Matahari bersinar cerah di atas kerajaan Verellia, memancarkan cahaya keemasan yang menyelimuti segala sesuatu dalam kehangatan. Jalanan penuh sesak dengan penduduk yang berkumpul untuk menyaksikan momen bersejarah pengakuan resmi Zarathustra dan Lucien sebagai pahlawan dari dua kerajaan. Suara sorakan dan tepuk tangan menggema di udara, menciptakan suasana kegembiraan dan harapan baru.

Zarathustra dan Lucien berdiri di atas panggung yang dihiasi dengan bunga dan bendera, masing-masing mengenakan jubah yang dijahit dari benang emas dan merah, simbol kekuatan dan keberanian. Di belakang mereka, Raja dan Ratu Verellia menatap penuh bangga, sementara keluarga Lucien yang berasal dari Noctaria juga berdiri di samping, mengulurkan tangan sebagai tanda persatuan antara kedua kerajaan.

"Di sini, di hadapan kalian semua, kami mengakui keberanian dan pengorbanan dari dua anak muda yang telah membawa harapan kembali ke tanah kita," Raja Verellia mengawali pidatonya dengan suara yang tegas, menghujani semua dengan energi positif. "Mereka tidak hanya berjuang untuk diri mereka sendiri, tetapi juga untuk setiap jiwa yang menghuni tanah ini."

Zarathustra menatap kerumunan yang bersemangat, dan meski hatinya dipenuhi dengan rasa bangga, ada keinginan yang mendalam untuk menyampaikan pesan penting. "Kami bersyukur atas pengakuan ini," katanya, suaranya bergetar lembut, tetapi penuh kekuatan. "Namun, kami ingin mengingatkan semua orang bahwa perjuangan kita belum berakhir.
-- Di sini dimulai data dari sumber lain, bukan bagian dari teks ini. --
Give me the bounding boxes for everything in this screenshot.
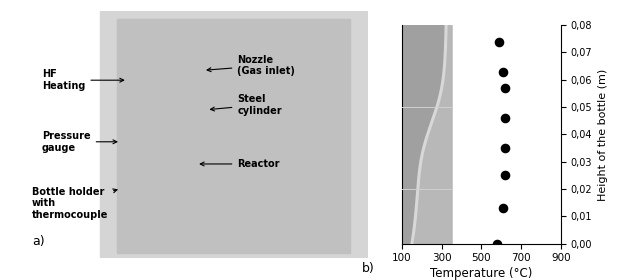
Point <box>500 173 510 178</box>
Point <box>494 39 504 44</box>
Text: Bottle holder
with
thermocouple: Bottle holder with thermocouple <box>32 187 117 220</box>
Text: Reactor: Reactor <box>200 159 280 169</box>
X-axis label: Temperature (°C): Temperature (°C) <box>430 267 533 280</box>
Point <box>498 206 508 210</box>
Point <box>500 116 510 120</box>
Text: a): a) <box>32 235 44 248</box>
Text: b): b) <box>362 262 375 275</box>
Text: HF
Heating: HF Heating <box>42 69 124 91</box>
Text: Steel
cylinder: Steel cylinder <box>211 94 282 116</box>
Point <box>500 86 510 90</box>
Point <box>500 146 510 150</box>
Text: Pressure
gauge: Pressure gauge <box>42 131 117 153</box>
Bar <box>118 18 351 253</box>
Y-axis label: Height of the bottle (m): Height of the bottle (m) <box>597 68 607 200</box>
Text: Nozzle
(Gas inlet): Nozzle (Gas inlet) <box>207 55 295 76</box>
Point <box>492 241 502 246</box>
Point <box>498 69 508 74</box>
Bar <box>100 11 368 258</box>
Kegelapan yang kami hadapi belum sepenuhnya hilang. Ada ancaman yang lebih besar yang masih mengintai di tempat yang lebih dalam."
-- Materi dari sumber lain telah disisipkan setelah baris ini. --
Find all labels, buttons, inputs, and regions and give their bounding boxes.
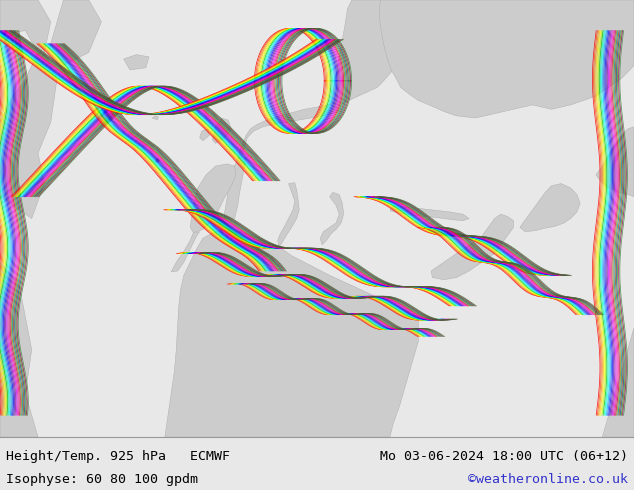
Text: Mo 03-06-2024 18:00 UTC (06+12): Mo 03-06-2024 18:00 UTC (06+12)	[380, 450, 628, 464]
Text: Isophyse: 60 80 100 gpdm: Isophyse: 60 80 100 gpdm	[6, 473, 198, 486]
Text: ©weatheronline.co.uk: ©weatheronline.co.uk	[468, 473, 628, 486]
Text: Height/Temp. 925 hPa   ECMWF: Height/Temp. 925 hPa ECMWF	[6, 450, 230, 464]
Lucien melanjutkan, "Kami mungkin telah mengalahkan beberapa penjaga kegelapan, tetapi kami perlu bersatu lebih kuat dari sebelumnya. Kami ingin setiap orang di sini tahu bahwa kita semua adalah bagian dari perjuangan ini."

Sorakan kerumunan semakin keras, tetapi Zarathustra dan Lucien saling menatap dengan kesadaran penuh. Momen ini bukan hanya tentang mereka, tetapi tentang semua orang yang berdiri bersatu untuk melawan kegelapan yang mengancam kehidupan mereka.

"Perjuangan kita adalah untuk masa depan," Zarathustra melanjutkan, suaranya kini semakin berapi-api. "Kita harus menjaga agar api harapan tetap menyala. Bersama, kita dapat mengalahkan segala rintangan yang ada di depan kita."

Setelah pidato berakhir, panggung dipenuhi dengan musik meriah. Para penari muncul, mengenakan kostum berwarna cerah, dan mereka mulai menari dengan gembira, mengundang semua orang untuk ikut merayakan. Zarathustra dan Lucien terjun ke dalam kerumunan, menyapa setiap orang dengan senyuman hangat.

Tetapi di tengah sorak-sorai itu, mereka berdua merasakan sesuatu yang lebih dalam sebuah kekhawatiran yang terus membayangi pikiran mereka. Walaupun masyarakat merayakan kemenangan mereka, dua pahlawan ini tahu bahwa kegelapan masih mengintai, menunggu waktu yang tepat untuk menyerang.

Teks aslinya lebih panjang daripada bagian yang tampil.